In view of the fact that there is an extant outline planning permission in the sense that it is not time-barred, and in view of the Council's concession that planning permission should be granted if there is an extant planning permission, there must be a real possibility of a different decision being reached if that evidence is properly taken into account. I would therefore grant this application and quash the Inspector's decision.
MR MILNER: I am obliged, my Lord. I ask for an order in those terms and the claimant's costs. There have been schedules exchanged between the parties and, I hope, the court.
SIR MICHAEL HARRISON: First of all, is there any dispute on the principle?
MR COPPEL: I certainly do not dispute the principle.
SIR MICHAEL HARRISON: Let us take this in stages. I will order that the First Secretary of State pays the claimant's costs. Now, I have not seen any schedule of costs. Is it agreed?
MR COPPEL: My Lord, it is not agreed. Does your Lordship have a copy?
SIR MICHAEL HARRISON: No, it seems that the court has not received a schedule of costs.
MR COPPEL: My Lord, might I hand up my copy? I can probably remember what is there.
SIR MICHAEL HARRISON: The total is £8,314.21.

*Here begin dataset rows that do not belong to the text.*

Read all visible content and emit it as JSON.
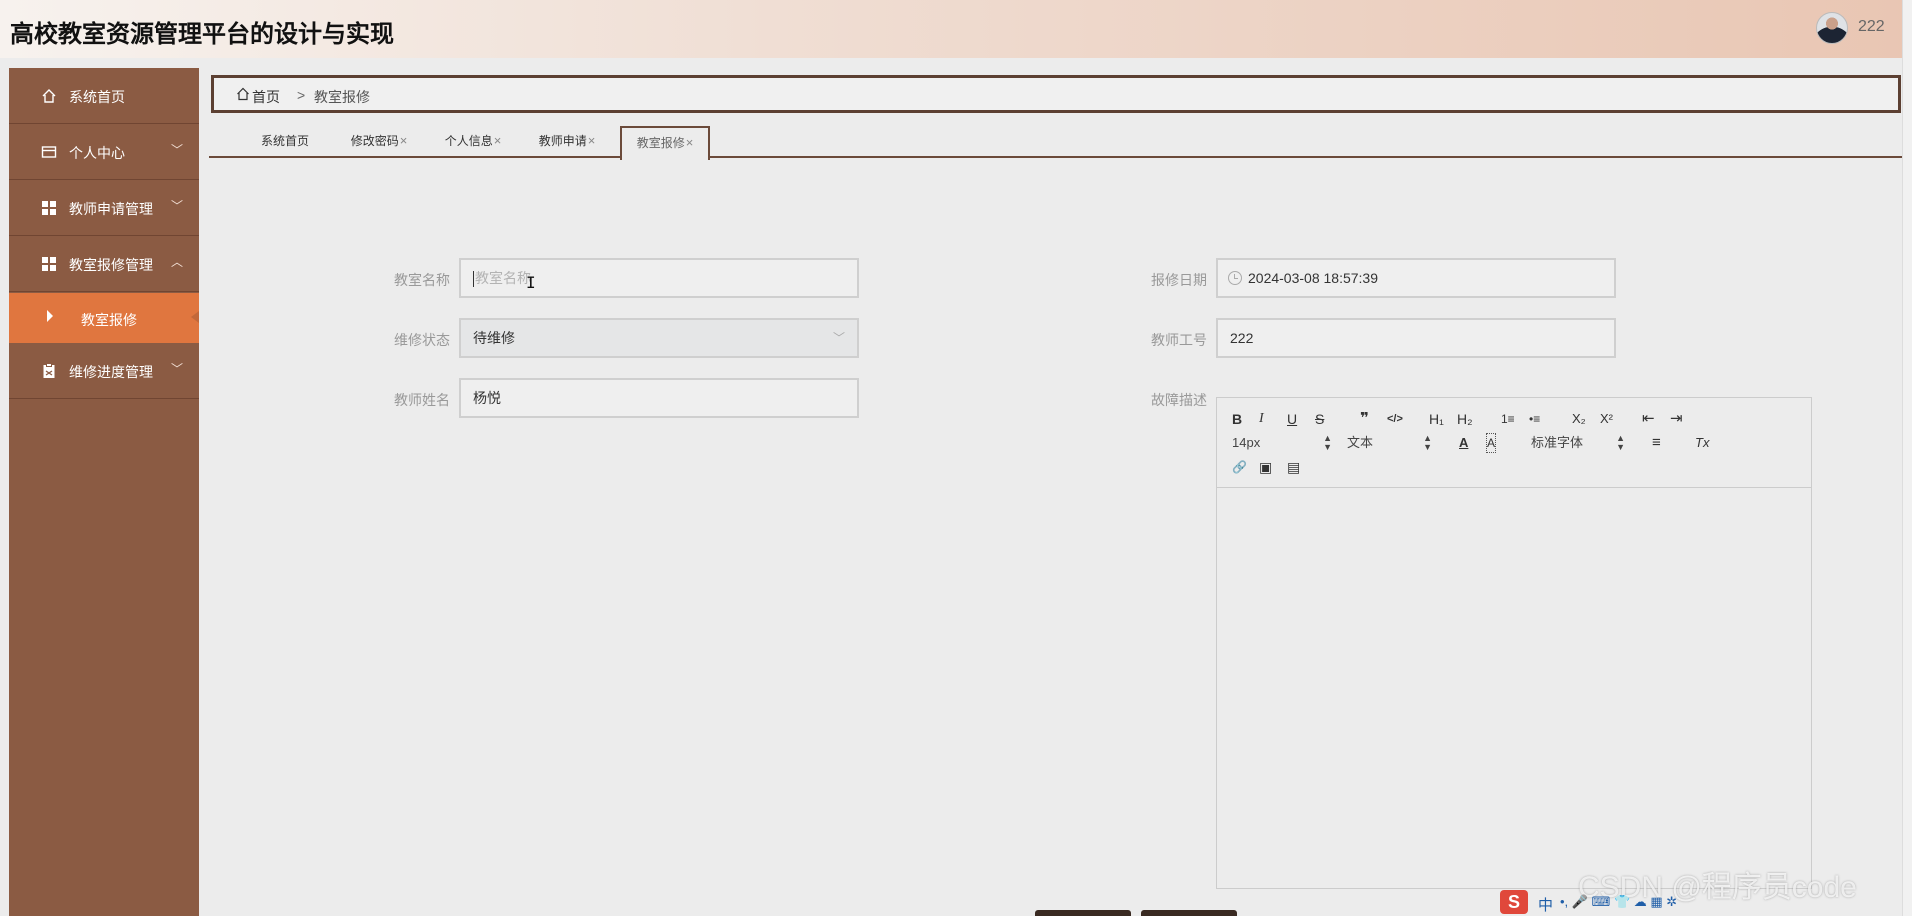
{
  "header": {
    "title": "高校教室资源管理平台的设计与实现",
    "username": "222"
  },
  "sidebar": {
    "items": [
      {
        "label": "系统首页",
        "icon": "home-icon"
      },
      {
        "label": "个人中心",
        "icon": "card-icon",
        "chevron": "﹀"
      },
      {
        "label": "教师申请管理",
        "icon": "grid-icon",
        "chevron": "﹀"
      },
      {
        "label": "教室报修管理",
        "icon": "grid-icon",
        "chevron": "︿"
      },
      {
        "label": "维修进度管理",
        "icon": "clipboard-icon",
        "chevron": "﹀"
      }
    ],
    "active_sub": {
      "label": "教室报修"
    }
  },
  "breadcrumb": {
    "home": "首页",
    "separator": ">",
    "current": "教室报修"
  },
  "tabs": [
    {
      "label": "系统首页",
      "closable": false
    },
    {
      "label": "修改密码",
      "closable": true
    },
    {
      "label": "个人信息",
      "closable": true
    },
    {
      "label": "教师申请",
      "closable": true
    },
    {
      "label": "教室报修",
      "closable": true,
      "active": true
    }
  ],
  "tab_close": "×",
  "form": {
    "classroom_name": {
      "label": "教室名称",
      "value": "",
      "placeholder": "教室名称"
    },
    "repair_status": {
      "label": "维修状态",
      "value": "待维修"
    },
    "teacher_name": {
      "label": "教师姓名",
      "value": "杨悦"
    },
    "repair_date": {
      "label": "报修日期",
      "value": "2024-03-08 18:57:39"
    },
    "teacher_id": {
      "label": "教师工号",
      "value": "222"
    },
    "fault_desc": {
      "label": "故障描述"
    }
  },
  "editor": {
    "font_size": "14px",
    "paragraph": "文本",
    "font_family": "标准字体",
    "buttons": {
      "bold": "B",
      "italic": "I",
      "underline": "U",
      "strike": "S",
      "quote": "❞",
      "code": "</>",
      "h1": "H₁",
      "h2": "H₂",
      "ordered_list": "1≡",
      "bullet_list": "•≡",
      "subscript": "X₂",
      "superscript": "X²",
      "outdent": "⇤",
      "indent": "⇥",
      "font_color": "A",
      "background_color": "A",
      "align": "≡",
      "clean": "Tx",
      "link": "🔗",
      "image": "▣",
      "video": "▤"
    }
  },
  "ime": {
    "brand": "S",
    "mode": "中",
    "items": "•, 🎤 ⌨ 👕 ☁ ▦ ✲"
  },
  "watermark": "CSDN @程序员code",
  "colors": {
    "sidebar": "#8b5b43",
    "active": "#e0763f",
    "border": "#5c4032"
  }
}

MR COPPEL: My Lord, the short point I make is this. Bearing in mind that all those involved from the claimant's side had, of course, the familiarity which they developed from doing the planning application and the planning appeal itself, there is a lack of parity, we say, between the costs they seek and those which were sought by the Treasury Solicitor -- a marked lack of parity. We say that there should, generally speaking, be a greater degree of parity, particularly where the claimant's party imparted the greater costs -- the party that comes to the court armed with greater familiarity of the facts and issues raised in the claim before this court. We say that it should be reflected in the order made by your Lordship.
SIR MICHAEL HARRISON: First of all, one does normally find that the Secretary of State's schedule of costs is usually less than the other side's for good reasons. Secondly, it seems to me that I should only reduce this schedule of costs if there is some item in there which is said to be excessive.

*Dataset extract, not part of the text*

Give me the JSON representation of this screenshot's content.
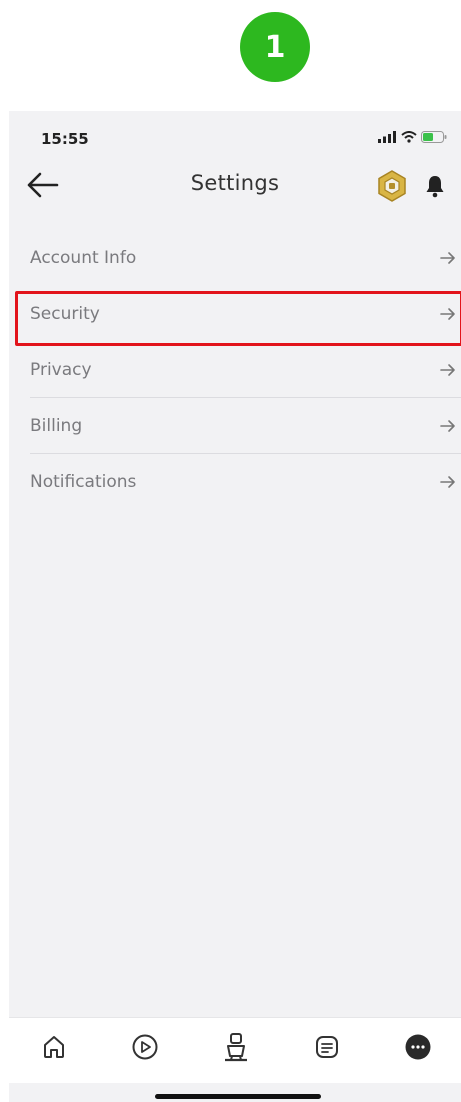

MR COPPEL: My Lord, that is right and one always hesitates before taking this particular point. Those instructing me say that the item for counsel's fees is, in the circumstances, larger than one might have expected, bearing in mind that counsel was familiar with this matter from having appeared before the Inspector.

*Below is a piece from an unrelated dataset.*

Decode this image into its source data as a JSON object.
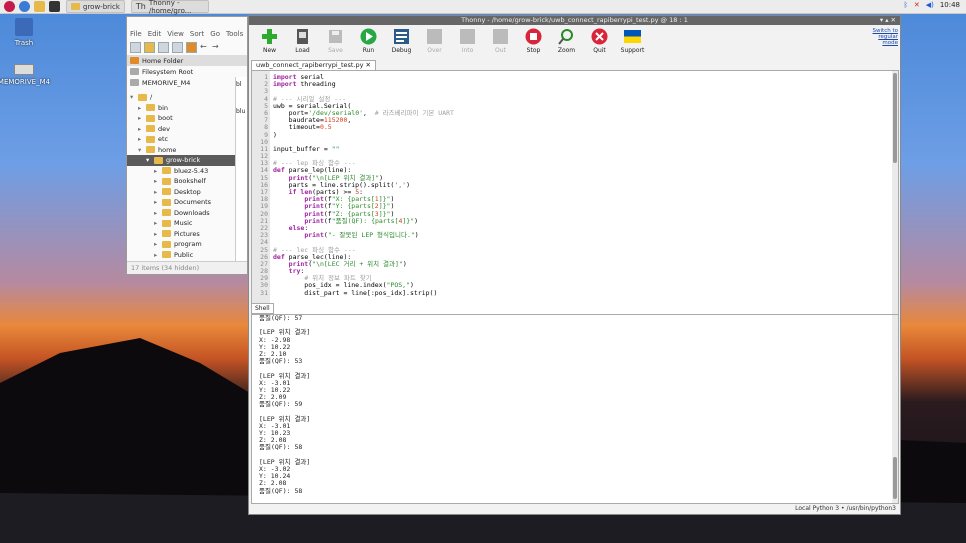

SIR MICHAEL HARRISON: What do you say about that Mr Milner?
MR MILNER: I am sure your Lordship will have a feel for these things and the amount of work that goes into these things, including the preparation of the skeleton argument, which has all been helpful to the court, with detailed page references to the bundle, and, of course, the extent of the documentation and issues involved, which perhaps is not fully reflected in the debate before your Lordship this morning. There are quite considerable issues of law that, in fact, have been agreed through the receipt of the Secretary of State's skeleton or subsequent to the submissions of our own, which with a less experienced judge may have taken a little more explaining. In the event, we managed to get through matters fairly expeditiously. But I do not believe there is anything there that is unreasonable.
SIR MICHAEL HARRISON: Thank you very much. Mr Coppel, I am not satisfied that it is unreasonable. I will make the order for costs in the sum of £8,314.21. Is there anything else that arises?
MR COPPEL: No, my Lord.
SIR MICHAEL HARRISON: Thank you both.